Good hygiene is a matter of context. Luigi Pontieri of the Centre for Social Evolution at Copenhagen University and his colleagues study the pharaoh ant, a tiny, highly successful invasive species that originated in Southeast Asia but in three centuries of piggybacking on human activity has managed to colonize the world.
Unlike most ants, pharaoh ants don’t build structured nests or defend territory. “They’ll live wherever they can, in places other ants avoid,” Dr. Pontieri said. “They’ll live in trash, in layers of old food, in electric plugs, between the pages of books. You can even find a colony inside a mealworm, which they ate their way into.”
Sometimes, Dr. Pontieri said, “it can be really disgusting to work with these ants.”
Delving into the secrets of the ants’ capacity to stay healthy no matter where they roam, the researchers discovered that the insects seemed to resist disease in part through a kind of vaccination program.
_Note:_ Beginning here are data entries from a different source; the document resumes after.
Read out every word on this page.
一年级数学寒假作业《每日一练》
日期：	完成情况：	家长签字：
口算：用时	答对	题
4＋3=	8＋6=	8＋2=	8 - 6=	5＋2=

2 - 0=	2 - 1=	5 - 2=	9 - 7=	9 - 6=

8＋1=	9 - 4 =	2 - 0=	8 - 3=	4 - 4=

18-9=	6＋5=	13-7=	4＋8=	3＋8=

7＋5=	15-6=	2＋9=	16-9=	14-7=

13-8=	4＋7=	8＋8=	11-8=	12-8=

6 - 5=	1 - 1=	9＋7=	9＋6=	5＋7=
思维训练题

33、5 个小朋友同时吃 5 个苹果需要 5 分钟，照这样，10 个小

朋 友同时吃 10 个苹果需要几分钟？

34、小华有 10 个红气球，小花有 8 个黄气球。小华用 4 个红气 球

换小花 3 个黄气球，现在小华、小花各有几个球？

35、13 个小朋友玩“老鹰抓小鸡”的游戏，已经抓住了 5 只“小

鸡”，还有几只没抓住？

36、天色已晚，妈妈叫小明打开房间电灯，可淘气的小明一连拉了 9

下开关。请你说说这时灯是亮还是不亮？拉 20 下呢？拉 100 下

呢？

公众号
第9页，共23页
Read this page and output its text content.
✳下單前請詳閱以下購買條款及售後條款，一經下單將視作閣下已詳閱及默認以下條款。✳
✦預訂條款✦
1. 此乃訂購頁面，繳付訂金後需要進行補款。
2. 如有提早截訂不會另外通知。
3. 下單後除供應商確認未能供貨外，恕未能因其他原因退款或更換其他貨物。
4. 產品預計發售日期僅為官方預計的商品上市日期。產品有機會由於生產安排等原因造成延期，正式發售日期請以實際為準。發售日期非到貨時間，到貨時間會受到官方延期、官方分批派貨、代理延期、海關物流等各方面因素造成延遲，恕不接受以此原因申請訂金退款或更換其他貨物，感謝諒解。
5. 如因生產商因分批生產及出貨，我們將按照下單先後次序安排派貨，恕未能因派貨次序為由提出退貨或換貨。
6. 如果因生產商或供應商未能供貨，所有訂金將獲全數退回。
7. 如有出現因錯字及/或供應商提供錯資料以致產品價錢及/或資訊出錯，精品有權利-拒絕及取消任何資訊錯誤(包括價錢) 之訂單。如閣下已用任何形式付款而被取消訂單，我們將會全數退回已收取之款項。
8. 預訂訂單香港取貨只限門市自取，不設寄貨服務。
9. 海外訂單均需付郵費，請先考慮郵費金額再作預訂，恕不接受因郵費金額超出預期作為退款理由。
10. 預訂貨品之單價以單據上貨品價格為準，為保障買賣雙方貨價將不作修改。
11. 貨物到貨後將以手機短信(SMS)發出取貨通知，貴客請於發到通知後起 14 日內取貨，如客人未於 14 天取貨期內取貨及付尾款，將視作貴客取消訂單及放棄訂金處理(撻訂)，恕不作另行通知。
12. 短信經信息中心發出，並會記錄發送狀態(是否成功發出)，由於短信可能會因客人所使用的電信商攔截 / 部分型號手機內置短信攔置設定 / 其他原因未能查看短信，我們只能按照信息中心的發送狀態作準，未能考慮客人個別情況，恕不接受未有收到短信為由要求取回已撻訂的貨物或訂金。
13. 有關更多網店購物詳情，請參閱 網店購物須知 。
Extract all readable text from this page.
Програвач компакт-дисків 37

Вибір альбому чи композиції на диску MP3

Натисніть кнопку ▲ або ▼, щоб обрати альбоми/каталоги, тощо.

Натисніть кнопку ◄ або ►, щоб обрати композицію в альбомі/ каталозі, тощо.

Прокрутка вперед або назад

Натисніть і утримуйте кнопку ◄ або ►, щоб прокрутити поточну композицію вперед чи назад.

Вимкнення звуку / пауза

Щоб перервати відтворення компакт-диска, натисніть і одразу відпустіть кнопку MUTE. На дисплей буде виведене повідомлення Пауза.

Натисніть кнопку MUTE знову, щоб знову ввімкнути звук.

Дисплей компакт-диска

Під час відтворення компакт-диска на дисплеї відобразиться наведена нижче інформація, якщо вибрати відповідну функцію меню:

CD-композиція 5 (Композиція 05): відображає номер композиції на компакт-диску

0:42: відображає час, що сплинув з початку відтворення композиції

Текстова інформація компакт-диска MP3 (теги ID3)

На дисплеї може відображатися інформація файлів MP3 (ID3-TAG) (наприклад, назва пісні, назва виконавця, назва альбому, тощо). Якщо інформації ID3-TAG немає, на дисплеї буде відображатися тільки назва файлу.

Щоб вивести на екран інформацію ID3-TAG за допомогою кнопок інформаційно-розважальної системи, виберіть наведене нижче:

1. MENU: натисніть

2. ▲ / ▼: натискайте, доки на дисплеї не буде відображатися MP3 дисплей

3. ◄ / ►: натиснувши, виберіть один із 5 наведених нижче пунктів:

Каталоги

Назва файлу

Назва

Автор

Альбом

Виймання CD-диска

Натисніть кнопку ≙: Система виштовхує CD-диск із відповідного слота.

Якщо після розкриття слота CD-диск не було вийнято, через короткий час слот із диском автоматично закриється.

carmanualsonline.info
As the researchers reported in the journal PLOS One, when the ants were given a choice between nesting in clean soil or soil littered with the corpses of pharaoh ants killed by fungal disease, the living ants chose to nest with the fouled fallen.
Uninfected cadavers didn’t hold the same appeal; the pharaoh ants wanted dead comrades with spores.
“We think the ants were actively seeking small doses of the pathogen,” Dr. Pontieri said. “It might be a way of getting immunized against a disease that could kill them.”
Yet stable property can have its benefits. Gene E. Robinson, a professor of neurology and entomology at the University of Illinois, said that when formerly free-living honeybees first “took the show indoors” by constructing thermally controlled hives, they gained the power to coddle their young but faced new challenges of hygiene.
“Dead bees that once dropped harmlessly to the ground could now accumulate in the hive,” Dr. Robinson said. The social insects solved the problem by establishing a tiny corps of undertakers: bees in late middle age and of a particular genotype that has yet to be decoded.
The undertakers tirelessly patrol the honeycomb corridors, lift up any newly deceased bees they encounter, totter off with a payload fourfold heavier than the average pack of pollen, and then dump the bodies some 20 feet from the hive, anywhere from 25 to 100 times a day.
Bees are also careful not to soil the hive with personal droppings, and some species even engage in “cleansing flights.” Hundreds or thousands of hive members swarm out to evacuate en masse — a practice that more than 30 years ago prompted Alexander M. Haig Jr., who was the secretary of state, to mistake the yellow-brown showers in Laos as an act of chemical warfare.
African mole rats, the mammalian equivalent of social insects, cannot risk venturing outdoors to avoid sullying their elaborate underground housing complexes, so they build dedicated lavatories instead. When one toilet chamber is too full, said Chris G. Faulkes of Queen Mary University of London, a leading expert in the evolutionary ecology of African mole rats, the workers will “backfill it, seal it up and make a new one.”
“They keep the burrows very tidy,” he added.
Like its human equivalent, a mole rat toilet chamber is also a place to primp, and a freshly relieved animal will spend time energetically grooming its head, flanks and belly, before marking its recent visit with just a touch of anogenital fluid daubed on the bathroom floor.